Nun fängt jedoch Jupiter an, seine Geliebte zu maßregeln. Er zweifelt an ihrer Gottesfurcht und wirft ihr vor, Amphitryon wie einen Götzen zu verehren. Jupiter sei gezwungen gewesen, ihr als Mensch zu erscheinen, weil sie ihn als Gott nicht gebührend geehrt habe. In Zukunft, so schließt er milde, solle sie am Altar zu Jupiter beten und ihn nicht mit ihrem Gatten verwechseln. Alkmene verspricht ihm das gerne, aber sie besteht darauf, die Ehrfurcht vor Gott und die Liebe zum Gatten strikt voneinander zu trennen. Am liebsten würde sie das Geschehene ungeschehen machen. Damit enttäuscht sie Jupiter, der sich nach echter Frauenliebe sehnt. Noch einmal stellt er sie auf die Probe: Was, wenn sie jetzt, in diesem Moment, den Gott in Gestalt ihres Gatten in den Armen hielte? Alkmene bleibt dabei: Jedem das seine, Ehrfurcht für den Gott und Liebe für den Gatten. Und wenn jetzt der Ehemann auftreten und sie mit dem Gott erwischen würde, dann würde sie wünschen, es sei umgekehrt. Jupiter gibt sich damit zufrieden. Alles wird gut, verspricht er ihr und trägt Sosias auf, im Lager ein großes Festmahl zu organisieren.

„Ist diese Hand mein? Diese Brust hier mein? / Gehört das Bild mir, das der Spiegel strahlt?“ (Alkmene, S. 53)
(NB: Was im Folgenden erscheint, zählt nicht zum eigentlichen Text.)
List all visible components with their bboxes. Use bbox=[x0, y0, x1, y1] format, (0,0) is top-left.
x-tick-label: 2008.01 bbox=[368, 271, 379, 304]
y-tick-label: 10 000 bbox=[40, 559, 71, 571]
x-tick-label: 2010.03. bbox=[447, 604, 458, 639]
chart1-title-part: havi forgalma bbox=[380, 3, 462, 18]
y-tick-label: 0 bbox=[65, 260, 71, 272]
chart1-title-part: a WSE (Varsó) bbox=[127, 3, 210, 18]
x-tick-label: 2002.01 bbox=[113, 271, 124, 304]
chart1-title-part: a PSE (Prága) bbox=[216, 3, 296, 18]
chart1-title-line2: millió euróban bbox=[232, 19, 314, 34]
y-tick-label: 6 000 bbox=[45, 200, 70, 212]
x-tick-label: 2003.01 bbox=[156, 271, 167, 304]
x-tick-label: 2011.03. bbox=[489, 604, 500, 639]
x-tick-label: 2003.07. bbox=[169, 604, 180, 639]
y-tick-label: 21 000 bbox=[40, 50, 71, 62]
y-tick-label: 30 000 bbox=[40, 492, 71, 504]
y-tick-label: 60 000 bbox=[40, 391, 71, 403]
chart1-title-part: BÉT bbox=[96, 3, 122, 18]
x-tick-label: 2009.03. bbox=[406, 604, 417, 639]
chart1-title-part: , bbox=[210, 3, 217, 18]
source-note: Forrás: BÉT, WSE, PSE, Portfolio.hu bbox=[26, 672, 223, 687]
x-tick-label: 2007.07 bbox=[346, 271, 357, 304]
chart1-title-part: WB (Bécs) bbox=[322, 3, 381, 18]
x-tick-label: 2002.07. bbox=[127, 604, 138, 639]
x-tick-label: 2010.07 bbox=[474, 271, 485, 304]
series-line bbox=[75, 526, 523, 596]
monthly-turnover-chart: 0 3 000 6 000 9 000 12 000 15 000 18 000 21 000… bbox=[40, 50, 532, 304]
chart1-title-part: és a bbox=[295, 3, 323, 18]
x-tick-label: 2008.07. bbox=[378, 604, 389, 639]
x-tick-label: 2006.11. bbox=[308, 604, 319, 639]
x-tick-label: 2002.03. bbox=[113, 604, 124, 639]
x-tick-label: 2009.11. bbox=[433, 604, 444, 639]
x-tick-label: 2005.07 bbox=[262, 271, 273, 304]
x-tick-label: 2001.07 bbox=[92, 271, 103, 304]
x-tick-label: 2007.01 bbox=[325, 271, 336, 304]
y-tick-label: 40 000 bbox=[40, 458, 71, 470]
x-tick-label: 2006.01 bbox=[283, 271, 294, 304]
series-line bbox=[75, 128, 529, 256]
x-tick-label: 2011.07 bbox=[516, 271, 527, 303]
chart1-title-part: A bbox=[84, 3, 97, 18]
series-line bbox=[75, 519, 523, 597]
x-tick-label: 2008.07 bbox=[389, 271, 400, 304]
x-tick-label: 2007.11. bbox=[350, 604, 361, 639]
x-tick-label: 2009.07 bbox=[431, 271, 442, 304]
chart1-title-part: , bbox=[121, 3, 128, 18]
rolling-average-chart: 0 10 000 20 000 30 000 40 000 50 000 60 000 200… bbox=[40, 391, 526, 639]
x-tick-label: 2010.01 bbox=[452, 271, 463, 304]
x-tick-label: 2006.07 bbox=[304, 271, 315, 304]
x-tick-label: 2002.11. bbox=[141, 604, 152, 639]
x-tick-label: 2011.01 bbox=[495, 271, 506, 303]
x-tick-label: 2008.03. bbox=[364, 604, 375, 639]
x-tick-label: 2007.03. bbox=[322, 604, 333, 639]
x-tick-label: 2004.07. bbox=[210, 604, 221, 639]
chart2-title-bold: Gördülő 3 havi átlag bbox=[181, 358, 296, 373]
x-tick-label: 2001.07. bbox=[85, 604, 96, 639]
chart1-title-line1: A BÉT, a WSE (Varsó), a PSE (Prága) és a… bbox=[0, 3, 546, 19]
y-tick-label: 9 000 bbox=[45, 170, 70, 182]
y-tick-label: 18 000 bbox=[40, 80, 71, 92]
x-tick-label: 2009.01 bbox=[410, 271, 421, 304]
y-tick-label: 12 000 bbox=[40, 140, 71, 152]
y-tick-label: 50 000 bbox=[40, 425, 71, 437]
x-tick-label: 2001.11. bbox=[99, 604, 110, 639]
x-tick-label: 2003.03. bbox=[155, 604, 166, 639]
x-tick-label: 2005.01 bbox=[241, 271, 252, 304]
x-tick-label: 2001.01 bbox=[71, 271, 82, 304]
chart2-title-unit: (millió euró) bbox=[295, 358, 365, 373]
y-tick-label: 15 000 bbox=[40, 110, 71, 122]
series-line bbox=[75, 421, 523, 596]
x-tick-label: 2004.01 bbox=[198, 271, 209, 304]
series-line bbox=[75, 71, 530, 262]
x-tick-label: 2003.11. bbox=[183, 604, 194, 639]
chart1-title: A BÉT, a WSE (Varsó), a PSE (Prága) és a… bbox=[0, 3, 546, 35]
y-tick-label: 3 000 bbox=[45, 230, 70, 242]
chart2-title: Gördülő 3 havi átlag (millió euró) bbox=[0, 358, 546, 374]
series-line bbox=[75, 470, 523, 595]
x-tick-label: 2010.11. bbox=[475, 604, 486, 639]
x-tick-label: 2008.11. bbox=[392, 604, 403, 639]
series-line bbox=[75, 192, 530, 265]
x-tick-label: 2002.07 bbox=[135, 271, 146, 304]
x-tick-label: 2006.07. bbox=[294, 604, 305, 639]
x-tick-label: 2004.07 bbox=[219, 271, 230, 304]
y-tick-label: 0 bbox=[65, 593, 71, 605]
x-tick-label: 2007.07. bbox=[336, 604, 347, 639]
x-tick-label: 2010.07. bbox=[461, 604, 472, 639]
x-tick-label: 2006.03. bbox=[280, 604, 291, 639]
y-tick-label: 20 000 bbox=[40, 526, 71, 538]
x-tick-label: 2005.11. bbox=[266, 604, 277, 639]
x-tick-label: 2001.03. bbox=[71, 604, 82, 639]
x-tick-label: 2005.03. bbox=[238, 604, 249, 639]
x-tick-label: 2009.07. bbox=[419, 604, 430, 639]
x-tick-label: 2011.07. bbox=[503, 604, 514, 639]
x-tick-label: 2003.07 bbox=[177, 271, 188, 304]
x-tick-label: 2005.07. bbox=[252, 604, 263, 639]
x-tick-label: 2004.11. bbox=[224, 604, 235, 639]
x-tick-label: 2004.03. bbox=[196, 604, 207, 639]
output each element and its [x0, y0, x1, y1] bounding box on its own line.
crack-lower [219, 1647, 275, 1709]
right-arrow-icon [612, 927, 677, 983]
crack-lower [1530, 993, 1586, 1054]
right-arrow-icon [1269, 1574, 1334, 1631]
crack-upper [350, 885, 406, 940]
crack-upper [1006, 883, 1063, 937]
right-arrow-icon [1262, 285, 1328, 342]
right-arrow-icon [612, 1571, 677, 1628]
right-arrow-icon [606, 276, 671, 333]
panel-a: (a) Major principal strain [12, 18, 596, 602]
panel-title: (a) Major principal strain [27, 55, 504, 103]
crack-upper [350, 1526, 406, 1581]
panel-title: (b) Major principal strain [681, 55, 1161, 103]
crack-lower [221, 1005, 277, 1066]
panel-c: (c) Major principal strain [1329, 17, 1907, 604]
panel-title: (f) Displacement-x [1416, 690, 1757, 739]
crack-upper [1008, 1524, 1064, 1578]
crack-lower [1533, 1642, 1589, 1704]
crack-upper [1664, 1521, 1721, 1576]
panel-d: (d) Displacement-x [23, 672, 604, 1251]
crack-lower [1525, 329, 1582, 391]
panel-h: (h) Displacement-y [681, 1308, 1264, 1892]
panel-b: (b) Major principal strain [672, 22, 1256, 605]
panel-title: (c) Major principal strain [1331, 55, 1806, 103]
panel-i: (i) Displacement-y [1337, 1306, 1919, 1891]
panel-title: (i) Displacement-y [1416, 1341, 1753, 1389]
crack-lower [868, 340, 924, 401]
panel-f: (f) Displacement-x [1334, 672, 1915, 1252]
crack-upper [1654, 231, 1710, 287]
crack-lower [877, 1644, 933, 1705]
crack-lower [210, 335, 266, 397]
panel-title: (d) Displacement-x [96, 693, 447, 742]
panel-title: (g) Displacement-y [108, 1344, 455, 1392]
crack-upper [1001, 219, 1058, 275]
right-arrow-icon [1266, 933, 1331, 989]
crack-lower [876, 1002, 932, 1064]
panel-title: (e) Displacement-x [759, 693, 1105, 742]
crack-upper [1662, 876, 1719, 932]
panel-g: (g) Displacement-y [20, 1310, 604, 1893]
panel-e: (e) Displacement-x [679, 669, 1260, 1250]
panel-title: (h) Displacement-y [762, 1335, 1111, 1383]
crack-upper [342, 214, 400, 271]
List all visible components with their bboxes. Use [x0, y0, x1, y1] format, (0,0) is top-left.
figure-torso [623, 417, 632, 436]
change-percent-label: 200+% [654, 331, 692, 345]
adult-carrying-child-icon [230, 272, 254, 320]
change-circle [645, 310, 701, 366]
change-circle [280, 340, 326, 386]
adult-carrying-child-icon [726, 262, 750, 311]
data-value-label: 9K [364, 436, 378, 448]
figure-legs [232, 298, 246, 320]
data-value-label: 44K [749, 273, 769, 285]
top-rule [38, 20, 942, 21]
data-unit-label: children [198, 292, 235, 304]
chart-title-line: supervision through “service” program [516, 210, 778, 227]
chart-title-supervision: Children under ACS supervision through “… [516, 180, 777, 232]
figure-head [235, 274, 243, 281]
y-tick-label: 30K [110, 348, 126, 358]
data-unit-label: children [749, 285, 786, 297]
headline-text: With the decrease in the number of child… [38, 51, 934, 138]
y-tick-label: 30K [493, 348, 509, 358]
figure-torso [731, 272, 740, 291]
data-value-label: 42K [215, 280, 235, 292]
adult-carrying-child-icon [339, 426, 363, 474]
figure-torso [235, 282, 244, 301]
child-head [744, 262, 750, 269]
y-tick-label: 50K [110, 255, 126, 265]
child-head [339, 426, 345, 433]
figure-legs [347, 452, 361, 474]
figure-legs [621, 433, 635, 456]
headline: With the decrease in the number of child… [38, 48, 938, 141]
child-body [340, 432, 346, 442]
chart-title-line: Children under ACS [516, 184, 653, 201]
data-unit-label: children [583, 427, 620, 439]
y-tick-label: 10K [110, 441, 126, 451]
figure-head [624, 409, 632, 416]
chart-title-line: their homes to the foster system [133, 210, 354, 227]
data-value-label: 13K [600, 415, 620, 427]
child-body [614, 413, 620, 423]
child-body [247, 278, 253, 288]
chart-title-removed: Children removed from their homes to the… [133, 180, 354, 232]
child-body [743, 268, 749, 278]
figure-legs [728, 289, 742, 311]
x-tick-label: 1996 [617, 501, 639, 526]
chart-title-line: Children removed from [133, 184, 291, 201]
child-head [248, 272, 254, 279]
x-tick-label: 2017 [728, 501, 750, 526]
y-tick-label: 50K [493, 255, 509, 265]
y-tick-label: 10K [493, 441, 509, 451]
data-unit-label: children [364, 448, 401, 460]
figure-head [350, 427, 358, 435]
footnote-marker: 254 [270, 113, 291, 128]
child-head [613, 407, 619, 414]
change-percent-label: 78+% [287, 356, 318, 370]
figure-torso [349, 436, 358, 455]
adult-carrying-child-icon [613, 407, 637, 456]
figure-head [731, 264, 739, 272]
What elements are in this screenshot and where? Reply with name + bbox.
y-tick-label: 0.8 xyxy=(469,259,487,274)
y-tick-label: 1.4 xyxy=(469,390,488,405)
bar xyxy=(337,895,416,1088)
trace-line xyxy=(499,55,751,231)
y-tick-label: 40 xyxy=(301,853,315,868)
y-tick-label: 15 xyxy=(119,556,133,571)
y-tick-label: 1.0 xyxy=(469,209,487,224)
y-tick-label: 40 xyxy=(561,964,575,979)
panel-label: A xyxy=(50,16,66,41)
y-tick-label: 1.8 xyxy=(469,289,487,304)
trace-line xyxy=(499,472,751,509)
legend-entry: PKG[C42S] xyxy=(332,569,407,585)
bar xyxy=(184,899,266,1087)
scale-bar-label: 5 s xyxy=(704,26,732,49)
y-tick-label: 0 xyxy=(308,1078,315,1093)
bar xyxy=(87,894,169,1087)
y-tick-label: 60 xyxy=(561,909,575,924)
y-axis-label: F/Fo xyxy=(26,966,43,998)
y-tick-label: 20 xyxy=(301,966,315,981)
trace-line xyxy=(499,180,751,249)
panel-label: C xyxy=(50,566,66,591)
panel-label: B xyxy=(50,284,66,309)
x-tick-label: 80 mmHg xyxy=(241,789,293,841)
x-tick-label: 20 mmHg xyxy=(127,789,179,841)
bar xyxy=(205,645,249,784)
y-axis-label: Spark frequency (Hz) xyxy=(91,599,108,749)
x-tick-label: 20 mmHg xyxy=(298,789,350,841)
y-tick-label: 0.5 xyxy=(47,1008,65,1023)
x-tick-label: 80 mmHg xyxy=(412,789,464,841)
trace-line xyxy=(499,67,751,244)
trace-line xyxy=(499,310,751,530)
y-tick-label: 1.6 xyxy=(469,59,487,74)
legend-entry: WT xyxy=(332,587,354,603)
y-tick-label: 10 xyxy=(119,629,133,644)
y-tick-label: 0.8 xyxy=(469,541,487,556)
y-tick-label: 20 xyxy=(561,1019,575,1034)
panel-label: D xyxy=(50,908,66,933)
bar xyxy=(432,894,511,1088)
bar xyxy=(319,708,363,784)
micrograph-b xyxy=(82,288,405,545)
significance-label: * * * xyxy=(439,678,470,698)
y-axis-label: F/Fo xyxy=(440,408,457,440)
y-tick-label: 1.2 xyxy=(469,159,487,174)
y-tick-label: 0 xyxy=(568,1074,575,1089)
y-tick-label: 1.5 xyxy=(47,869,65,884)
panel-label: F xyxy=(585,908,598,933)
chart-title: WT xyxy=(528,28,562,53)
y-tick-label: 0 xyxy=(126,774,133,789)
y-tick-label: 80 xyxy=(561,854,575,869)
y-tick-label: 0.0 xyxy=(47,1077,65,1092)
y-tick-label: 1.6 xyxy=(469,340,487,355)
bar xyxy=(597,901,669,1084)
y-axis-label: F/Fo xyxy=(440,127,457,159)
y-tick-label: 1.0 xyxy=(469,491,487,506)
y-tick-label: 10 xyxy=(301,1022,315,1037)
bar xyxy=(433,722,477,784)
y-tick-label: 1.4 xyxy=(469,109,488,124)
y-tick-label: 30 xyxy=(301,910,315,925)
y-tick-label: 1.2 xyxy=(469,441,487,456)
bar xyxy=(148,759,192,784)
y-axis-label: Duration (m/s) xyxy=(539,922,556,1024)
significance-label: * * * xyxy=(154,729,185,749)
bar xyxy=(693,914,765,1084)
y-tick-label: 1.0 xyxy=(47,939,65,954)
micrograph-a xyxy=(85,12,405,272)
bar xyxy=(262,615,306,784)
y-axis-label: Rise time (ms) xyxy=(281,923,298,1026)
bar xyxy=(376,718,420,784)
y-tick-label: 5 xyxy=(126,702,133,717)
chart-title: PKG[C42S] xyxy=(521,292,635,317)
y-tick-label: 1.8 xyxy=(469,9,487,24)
Im Gegensatz zu Alkmene gefällt sich Charis in der Vorstellung, dass sie es am Morgen nicht mit ihrem Mann, sondern mit einem waschechten Gott zu tun hatte. Sie stellt Sosias auf die Probe, um herauszufinden, um wen es sich tatsächlich handelt. Als dieser die Verbindung zwischen Jupiter und Alkmene mit derjenigen zwischen einem Pferd und einem Esel vergleicht, ahnt sie, dass der echte Sosias vor ihr steht. Doch sie gibt die Hoffnung nicht auf und versucht sich bei ihm einzuschmeicheln, weil sie die Gunst der Götter gewinnen möchte. Die freundliche Maske fällt jedoch von ihr ab, nachdem Sosias ihr versichert, bestimmt kein Gott zu sein. Dann werde er heute vergeblich auf seine Bratwurst warten, faucht sie ihn an.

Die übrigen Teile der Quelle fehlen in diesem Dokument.